[<prev] [next>] [<thread-prev] [thread-next>] [day] [month] [year] [list]
Message-Id: <3767EFC5-6BBD-4EC5-8E20-5A9A12A56531@collabora.com>
Date: Tue, 1 Jul 2025 12:22:45 -0300
From: Daniel Almeida <daniel.almeida@...labora.com>
To: Danilo Krummrich <dakr@...nel.org>
Cc: Miguel Ojeda <ojeda@...nel.org>,
Alex Gaynor <alex.gaynor@...il.com>,
Boqun Feng <boqun.feng@...il.com>,
Gary Guo <gary@...yguo.net>,
Björn Roy Baron <bjorn3_gh@...tonmail.com>,
Andreas Hindborg <a.hindborg@...nel.org>,
Alice Ryhl <aliceryhl@...gle.com>,
Trevor Gross <tmgross@...ch.edu>,
Greg Kroah-Hartman <gregkh@...uxfoundation.org>,
"Rafael J. Wysocki" <rafael@...nel.org>,
Thomas Gleixner <tglx@...utronix.de>,
Benno Lossin <lossin@...nel.org>,
Bjorn Helgaas <bhelgaas@...gle.com>,
Krzysztof Wilczyński <kwilczynski@...nel.org>,
linux-kernel@...r.kernel.org,
rust-for-linux@...r.kernel.org,
linux-pci@...r.kernel.org
Subject: Re: [PATCH v5 4/6] rust: irq: add support for threaded IRQs and
handlers
Hi Danilo,
>
>> + fn handle(&self) -> ThreadedIrqReturn;
>> +
>> + /// The threaded handler function.
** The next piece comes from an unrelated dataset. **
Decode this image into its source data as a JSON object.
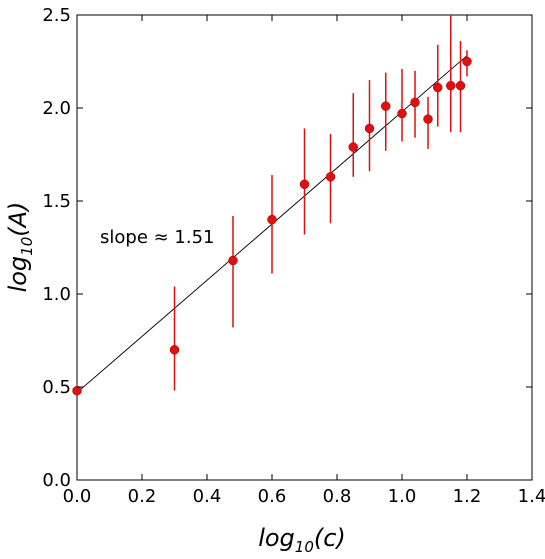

This function is called from the irq
>> + /// handler thread, which is automatically created by the system.
>
> /// The threaded IRQ handler.
> ///
> /// This is executed in process context. The kernel creates a dedicated
> /// kthread for this purpose.
>
>> + fn handle_on_thread(&self) -> IrqReturn;
>
> Personally, I'd prefer `handle_threaded()`.
>
Don't you think that handle_on_thread is more expressive? You can derive the
semantics from the name itself, i.e.: "handle an interrupt on a separate
thread". Although handle_threaded should be understandable by all kernel
developers, I think it's slightly more obscure.
In any case, if you still prefer handle_threaded then that's fine with me.